« La cuisine est encore ouverte ? » s’inquiète le deuxième et dernier client de la soirée qui vient commander une pizza à emporter. Il est 22 heures et ce jeudi soir 2 clients ont poussé les portes du Casa Poblano, un resto du bas-Montreuil (93), ce quartier de la ville où les squats et friches ont laissé peu à peu la place aux immeubles résidentiels. Les lumières des salles du fond restent désespérément éteintes et le menu à base de pizzas, couscous ou pâtes carbo a du mal à attirer du monde.
Le resto s’apprête à fermer et Falko, la quarantaine, une casquette avec une étoile rouge sur la tête, nous confie, amer :
« Ça fait 10 ans que je me bats pour ce lieu, j’estime avoir fait largement ce que je pouvais pour aider le quartier, la société. J’ai perdu beaucoup de choses, mon argent, ma maison, une partie de ma vie là-dedans… Je voudrais passer la main. »
Ils rêvaient d’un lieu participatif et festif
Le Casa Poblano, au départ ça devait être LE lieu alternatif du bas-Montreuil :
« On voulait gérer un lieu participatif, lier le social et le vivant, proposer quelque chose de festif »
C’est en 2004 que Falko, musicos, lance son projet. Avec son collectif d’artistes montreuillois, il écume les festivals et organise « pratiquement tous les soirs » des concerts de soutien pour financer une partie des 300.000 euros nécessaires.
Leur objectif ? Ouvrir un bar resto qui générera suffisamment de revenus pour proposer aux artistes engagés et aux assos un endroit gratuit où se rassembler.
(img) Cuisine ouverte et tortillas
Falko et ses potes dénichent finalement un local à la hauteur de leurs ambitions. C’est grand, au pied d’un immeuble neuf. On peut y accueillir 300 personnes. En 2006, un bail commercial est signé, avec pas mal de boulot en perspective :
« L’immeuble était neuf et le rez-de-chaussée était brut à construire. Il a fallu faire les sols, le plafond, la façade de la vitrine, l’électricité… La moitié de nos 300.000 euros est partie dans les travaux. »

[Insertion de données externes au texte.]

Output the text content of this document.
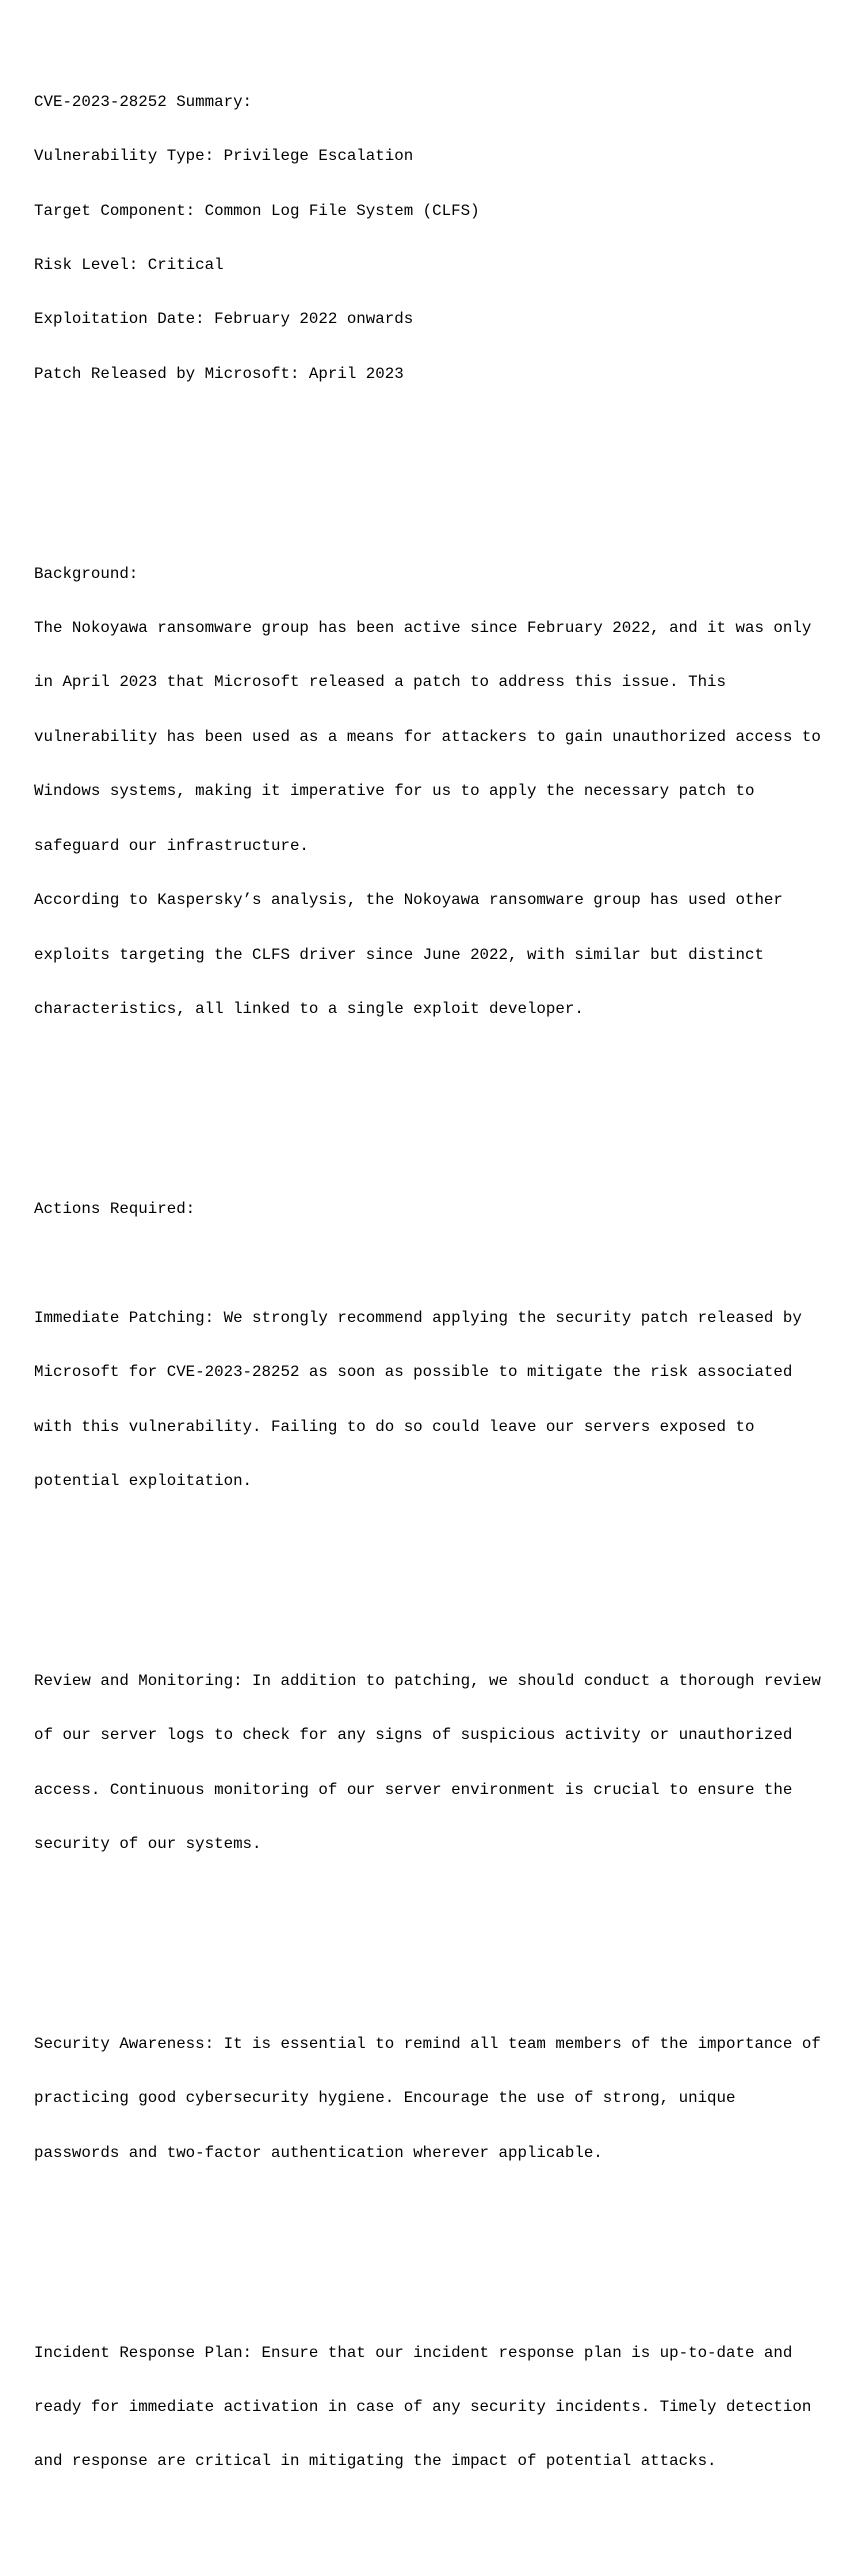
CVE-2023-28252 Summary:

Vulnerability Type: Privilege Escalation

Target Component: Common Log File System (CLFS)

Risk Level: Critical

Exploitation Date: February 2022 onwards

Patch Released by Microsoft: April 2023

Background:

The Nokoyawa ransomware group has been active since February 2022, and it was only

in April 2023 that Microsoft released a patch to address this issue. This

vulnerability has been used as a means for attackers to gain unauthorized access to

Windows systems, making it imperative for us to apply the necessary patch to

safeguard our infrastructure.

According to Kaspersky’s analysis, the Nokoyawa ransomware group has used other

exploits targeting the CLFS driver since June 2022, with similar but distinct

characteristics, all linked to a single exploit developer.

Actions Required:

Immediate Patching: We strongly recommend applying the security patch released by

Microsoft for CVE-2023-28252 as soon as possible to mitigate the risk associated

with this vulnerability. Failing to do so could leave our servers exposed to

potential exploitation.

Review and Monitoring: In addition to patching, we should conduct a thorough review

of our server logs to check for any signs of suspicious activity or unauthorized

access. Continuous monitoring of our server environment is crucial to ensure the

security of our systems.

Security Awareness: It is essential to remind all team members of the importance of

practicing good cybersecurity hygiene. Encourage the use of strong, unique

passwords and two-factor authentication wherever applicable.

Incident Response Plan: Ensure that our incident response plan is up-to-date and

ready for immediate activation in case of any security incidents. Timely detection

and response are critical in mitigating the impact of potential attacks.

Des partenariats sont noués avec plusieurs associations et la bande à Falko table sur une ouverture… « dans les 6 mois ».
Procès et embrouilles avec les riverains
Sauf qu’il faudra 5 ans avant que le spot n’ouvre officiellement ses portes. Car les voisins de Falko sont au taquet. Les occupants de l’immeuble pointent d’abord un vice de conformité : le local à vélo du bâtiment n’a pas été construit, et il était prévu à l’emplacement de la sortie de secours du Casa. S’ensuivent des mois de procédures judiciaires pour savoir qui devra financer ces nouveaux gros œuvres et pas mal de concerts de soutien pour payer les frais d’avocats. C’est finalement le Casa Poblano qui prend en charge les travaux de mise en conformité.
Le Casa n’a pas encore ouvert dans sa configuration resto-bar et l’équipe organise de temps des soirées, histoire de pouvoir payer son loyer. Mais les riverains se plaignent du bruit : le local est mal insonorisé et pas conçu pour recevoir des groupes. Ça gronde chez les voisins de l’immeuble, et Falco organise de moins en moins de concerts :
« Au début, on essayait de faire des concerts mais c’était la guerre ! Assez souvent on nous envoyait la police alors qu’on était en règle. On aurait pu continuer à embêter les voisins mais bon c’était pas l’objectif non plus…»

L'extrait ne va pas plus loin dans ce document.